RÉSUMÉ : L'activité humaine a produit dans le passé et continue de le faire à l'heure actuelle,
une grande variété de contaminants environnementaux qui représentent un haut risque pour
la stabilité du biote et de la diversité des écosystèmes. Les écosystèmes polaires sont les
moins atteints de façon directe par l'activité humaine, mais sont par contre les plus sensibles
aux perturbations anthropogéniques. Sur le continent antarctique, qui ne compte aucune
population humaine stable et permanente, la pollution de l'air et la contamination de l'eau
sont causées par des foyers locaux (stations scientifiques et logistiques, activité de pêche et
tourisme) et par le transport aérien global de longue portée, susceptible de mobiliser les
polluants depuis les régions industrialisées du nord jusqu'aux régions aussi lointaines que
l'Antarctique. Il s'avère que les études et monitorages visant à connaître le statut
environnemental de ces régions, ainsi que les sources de pollution par divers composés et
leur dynamique dans l'environnement, demeurent rares. Toujours est-il que cette
connaissance devient essentielle si l'on veut prendre des mesures pour réduire l'impact des
activités locales et en même temps comprendre la persistance et la dynamique de ces
polluants dans l'écosystème.
C'est pour cette raison que nous avons effectué une analyse de la présence des
principaux composés toxiques ayant déjà été rapportés comme polluants des régions
antarctiques: les hydrocarbures aromatiques polycycliques (HAP) , les métaux lourds, les
composés de butylétain et les biphéniles polychlorés (BPC). Le terrain d'étude choisi est la
base scientifique argentine Jubany. La station est active depuis 52 ans pendant toute l'année
et peut être considérée comme un environnement modèle pour l'évaluation de l'impact
causé par l'activité d'une base antarctique sur l'environnement terrestre et sur le bassin
marin sur la côte duquel est située cette base.
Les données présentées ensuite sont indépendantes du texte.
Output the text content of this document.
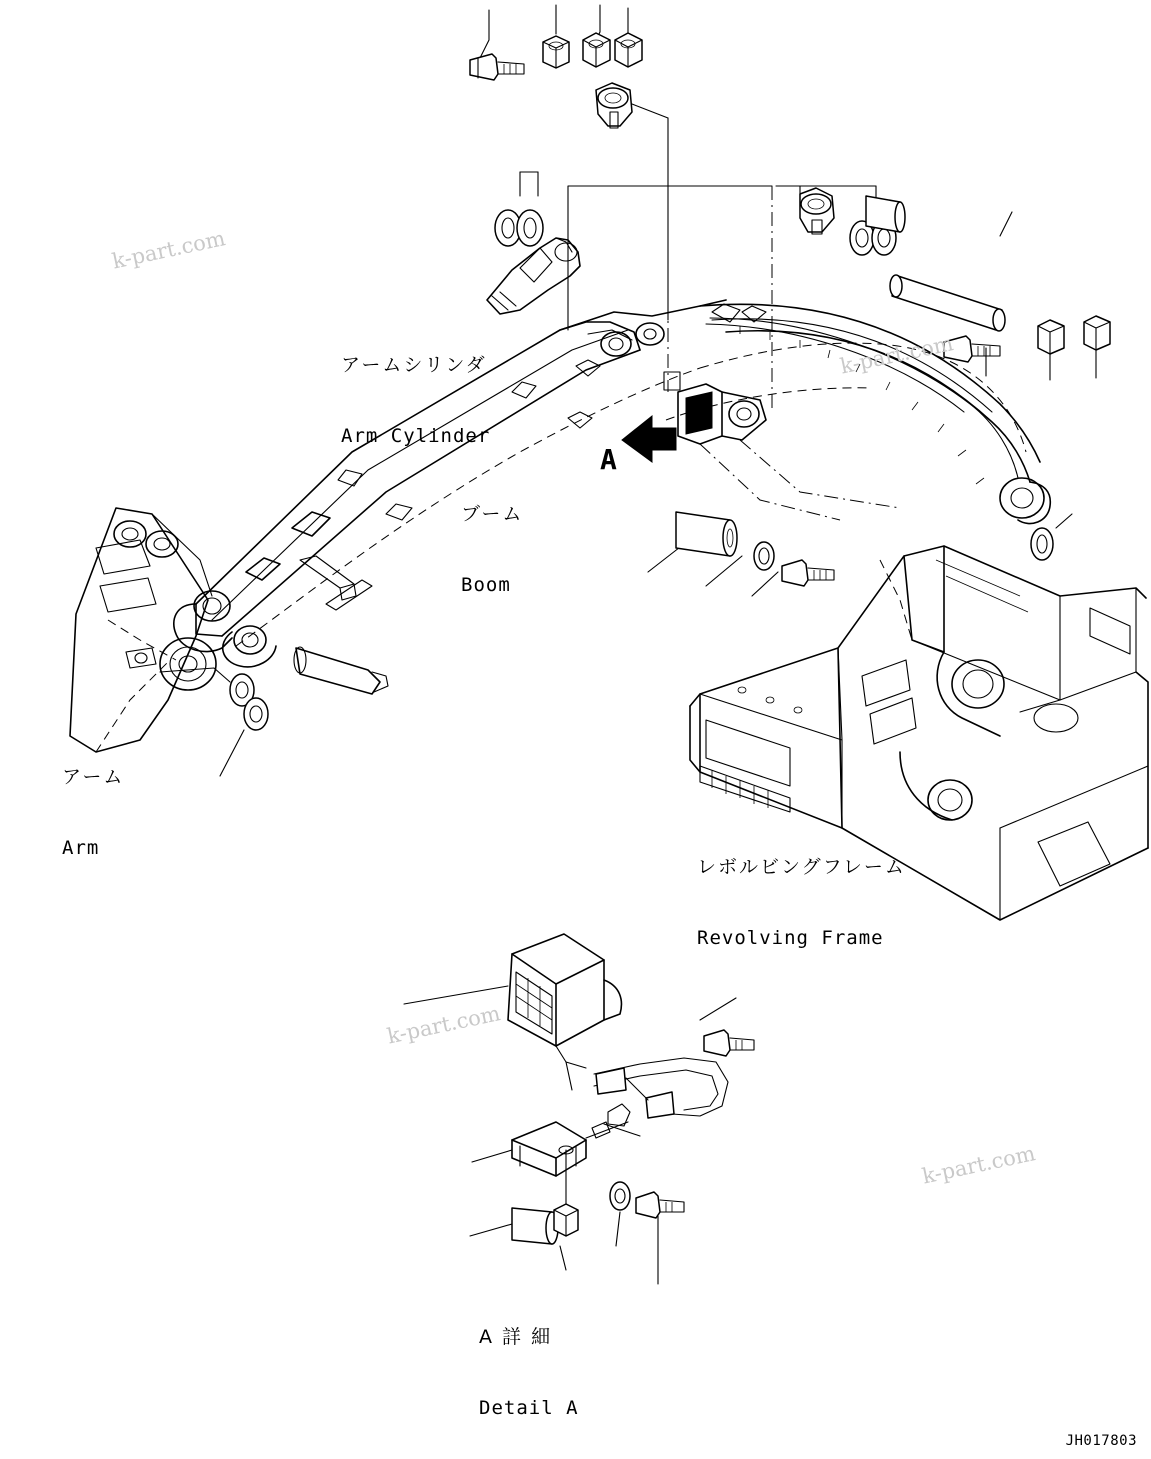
アームシリンダ

Arm Cylinder

ブーム

Boom

アーム

Arm

レボルビングフレーム

Revolving Frame

A 詳 細

Detail A

A
k-part.com
k-part.com
k-part.com
k-part.com
JH017803
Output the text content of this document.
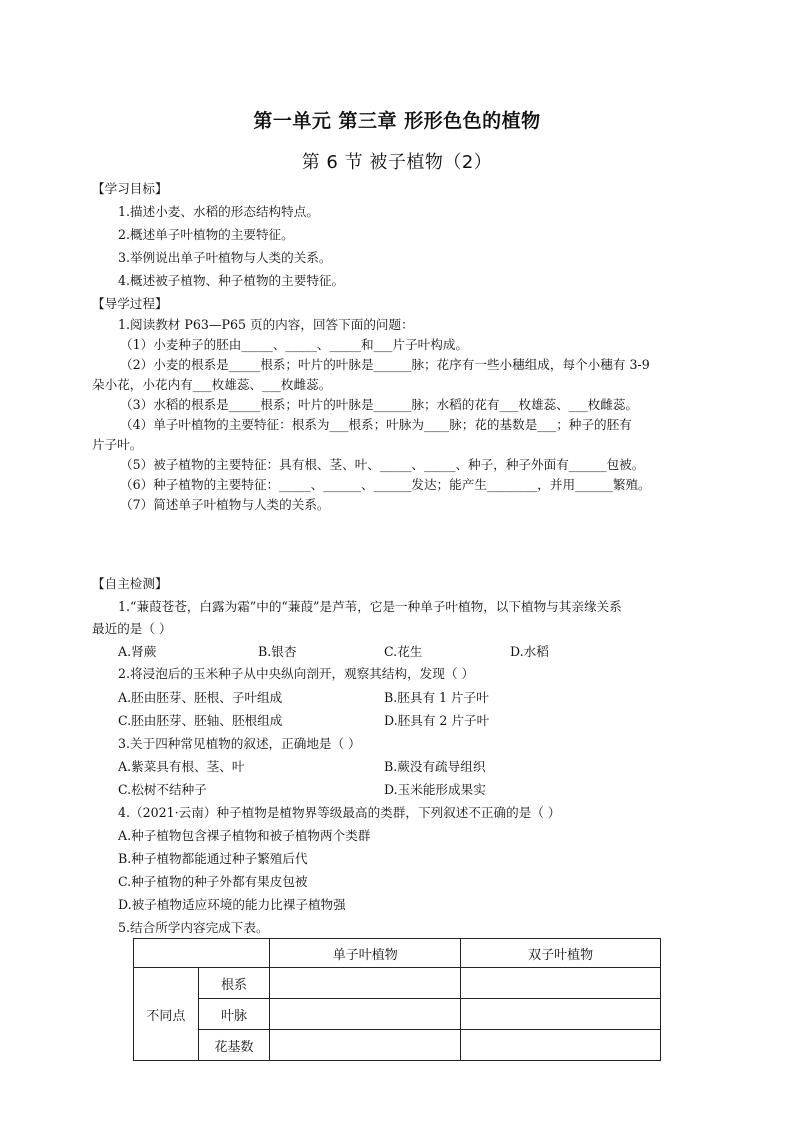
第一单元 第三章 形形色色的植物
第 6 节 被子植物（2）
【学习目标】
1.描述小麦、水稻的形态结构特点。
2.概述单子叶植物的主要特征。
3.举例说出单子叶植物与人类的关系。
4.概述被子植物、种子植物的主要特征。
【导学过程】
1.阅读教材 P63—P65 页的内容，回答下面的问题：
（1）小麦种子的胚由_____、_____、_____和___片子叶构成。
（2）小麦的根系是_____根系；叶片的叶脉是______脉；花序有一些小穗组成，每个小穗有 3-9
朵小花，小花内有___枚雄蕊、___枚雌蕊。
（3）水稻的根系是_____根系；叶片的叶脉是______脉；水稻的花有___枚雄蕊、___枚雌蕊。
（4）单子叶植物的主要特征：根系为___根系；叶脉为____脉；花的基数是___；种子的胚有
片子叶。
（5）被子植物的主要特征：具有根、茎、叶、_____、_____、种子，种子外面有______包被。
（6）种子植物的主要特征：_____、______、______发达；能产生________，并用______繁殖。
（7）简述单子叶植物与人类的关系。
【自主检测】
1.“蒹葭苍苍，白露为霜”中的“蒹葭”是芦苇，它是一种单子叶植物，以下植物与其亲缘关系
最近的是（ ）
A.肾蕨	B.银杏	C.花生	D.水稻
2.将浸泡后的玉米种子从中央纵向剖开，观察其结构，发现（ ）
A.胚由胚芽、胚根、子叶组成	B.胚具有 1 片子叶
C.胚由胚芽、胚轴、胚根组成	D.胚具有 2 片子叶
3.关于四种常见植物的叙述，正确地是（ ）
A.紫菜具有根、茎、叶	B.蕨没有疏导组织
C.松树不结种子	D.玉米能形成果实
4.（2021·云南）种子植物是植物界等级最高的类群，下列叙述不正确的是（ ）
A.种子植物包含裸子植物和被子植物两个类群
B.种子植物都能通过种子繁殖后代
C.种子植物的种子外都有果皮包被
D.被子植物适应环境的能力比裸子植物强
5.结合所学内容完成下表。
		单子叶植物	双子叶植物
不同点	根系		
	叶脉		
	花基数		
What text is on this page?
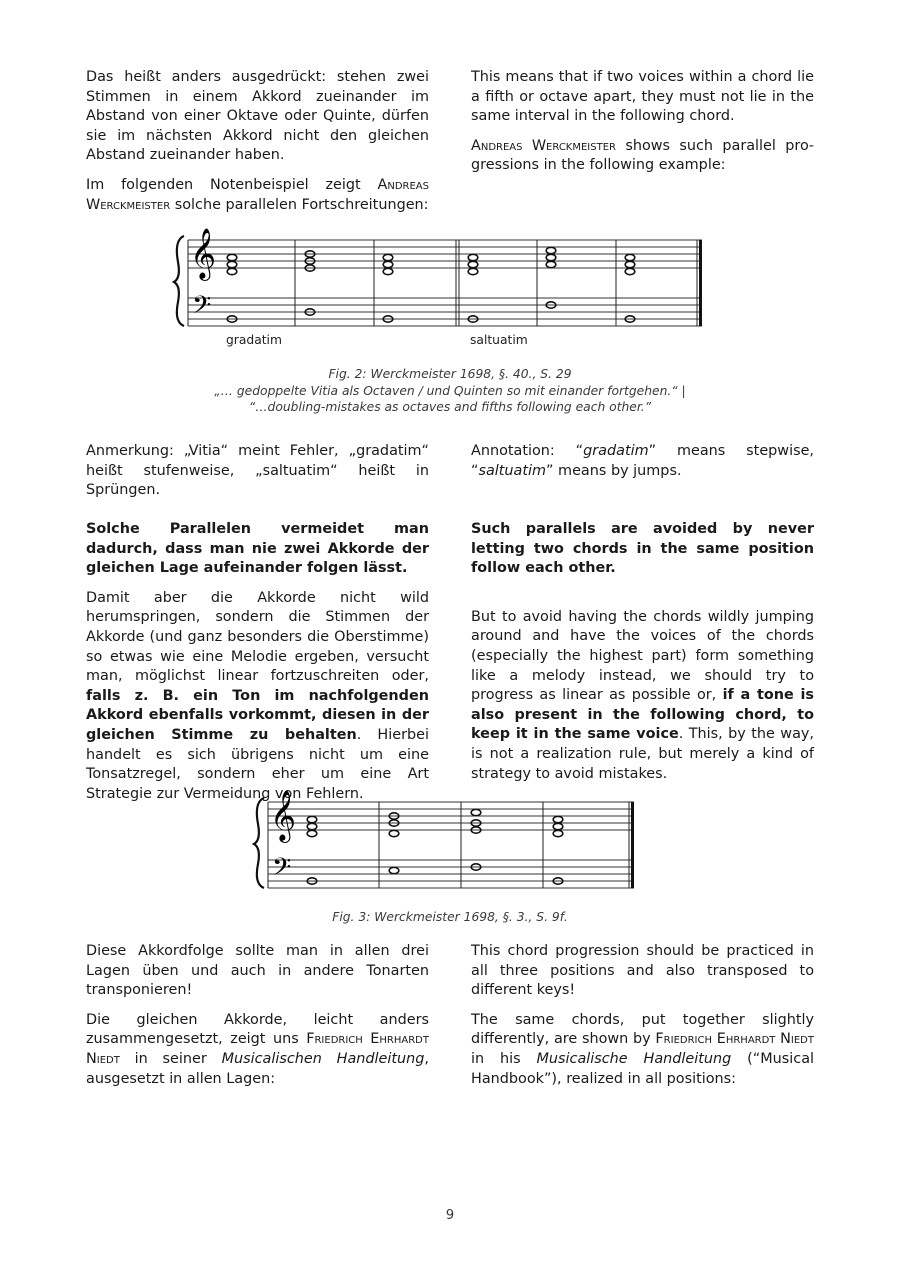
Das heißt anders ausgedrückt: stehen zwei Stimmen in einem Akkord zueinander im Abstand von einer Oktave oder Quinte, dürfen sie im nächsten Akkord nicht den gleichen Abstand zueinander haben.

Im folgenden Notenbeispiel zeigt Andreas Werckmeister solche parallelen Fortschreitungen:

This means that if two voices within a chord lie a fifth or octave apart, they must not lie in the same interval in the following chord.

Andreas Werckmeister shows such parallel progressions in the following example:

𝄞
𝄢
gradatim	saltuatim
Fig. 2: Werckmeister 1698, §. 40., S. 29
„… gedoppelte Vitia als Octaven / und Quinten so mit einander fortgehen.“ |
“…doubling-mistakes as octaves and fifths following each other.”

Anmerkung: „Vitia“ meint Fehler, „gradatim“ heißt stufenweise, „saltuatim“ heißt in Sprüngen.

Annotation: “gradatim” means stepwise, “saltuatim” means by jumps.

Solche Parallelen vermeidet man dadurch, dass man nie zwei Akkorde der gleichen Lage aufeinander folgen lässt.

Damit aber die Akkorde nicht wild herumspringen, sondern die Stimmen der Akkorde (und ganz besonders die Oberstimme) so etwas wie eine Melodie ergeben, versucht man, möglichst linear fortzuschreiten oder, falls z. B. ein Ton im nachfolgenden Akkord ebenfalls vorkommt, diesen in der gleichen Stimme zu behalten. Hierbei handelt es sich übrigens nicht um eine Tonsatzregel, sondern eher um eine Art Strategie zur Vermeidung von Fehlern.

Such parallels are avoided by never letting two chords in the same position follow each other.

But to avoid having the chords wildly jumping around and have the voices of the chords (especially the highest part) form something like a melody instead, we should try to progress as linear as possible or, if a tone is also present in the following chord, to keep it in the same voice. This, by the way, is not a realization rule, but merely a kind of strategy to avoid mistakes.

𝄞
𝄢
Fig. 3: Werckmeister 1698, §. 3., S. 9f.

Diese Akkordfolge sollte man in allen drei Lagen üben und auch in andere Tonarten transponieren!

Die gleichen Akkorde, leicht anders zusammengesetzt, zeigt uns Friedrich Ehrhardt Niedt in seiner Musicalischen Handleitung, ausgesetzt in allen Lagen:

This chord progression should be practiced in all three positions and also transposed to different keys!

The same chords, put together slightly differently, are shown by Friedrich Ehrhardt Niedt in his Musicalische Handleitung (“Musical Handbook”), realized in all positions:

9
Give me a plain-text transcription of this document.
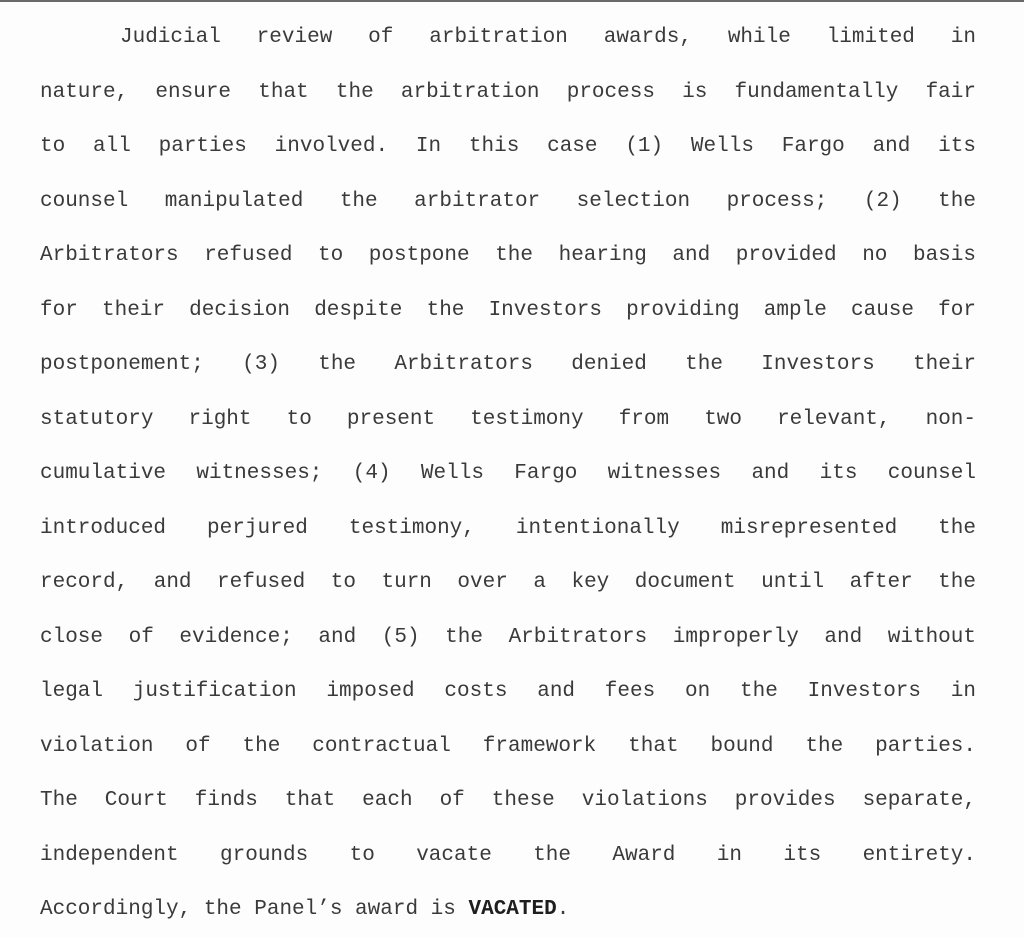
Judicial review of arbitration awards, while limited in
nature, ensure that the arbitration process is fundamentally fair
to all parties involved. In this case (1) Wells Fargo and its
counsel manipulated the arbitrator selection process; (2) the
Arbitrators refused to postpone the hearing and provided no basis
for their decision despite the Investors providing ample cause for
postponement; (3) the Arbitrators denied the Investors their
statutory right to present testimony from two relevant, non-
cumulative witnesses; (4) Wells Fargo witnesses and its counsel
introduced perjured testimony, intentionally misrepresented the
record, and refused to turn over a key document until after the
close of evidence; and (5) the Arbitrators improperly and without
legal justification imposed costs and fees on the Investors in
violation of the contractual framework that bound the parties.
The Court finds that each of these violations provides separate,
independent grounds to vacate the Award in its entirety.
Accordingly, the Panel’s award is VACATED.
L'analyse des HAP dans des sols et des sédiments pendant deux années consécutives
a indiqué que le secteur d'influence de la base Jubany présente en général un niveau très
faible de pollution par ces composés, dont les HAP à 2 et 3 cycles sont les plus abondants.
Le patron des HAP a montré que les processus locaux de combustion à basse température
sont la principale source de pollution. La distribution verticale de ces polluants dans les sols
a mis en évidence un gradient de concentrations en fonction de la profondeur, avec des
valeurs maximales au niveau de la couche de permafrost, qui diminuent brusquement
ensuite vers l'intérieur de cette couche. Ces résultats ont révélé que le permafrost agit
comme une barrière à faible perméabilité pour la migration vers le bas des HAP. En plus, la
comparaison des concentrations moyennes obtenues dans des sols pendant les deux
périodes d'échantillonnage a mis en évidence une diminution d'un ordre de grandeur entre
l'été 2004 et l'été 2005. Cette diminution a été accompagnée d'une croissance significative
de la concentration de HAP dans des sédiments côtiers (notamment dans les sites
d'échantillonnage 1 et 2 situés dans le secteur interne de l'anse) et corrélée avec un régime
anormalement élevé de précipitations, et suggère que le déplacement des HAP du sol aux
sédiments est dû à un phénomène de lessivage des sols.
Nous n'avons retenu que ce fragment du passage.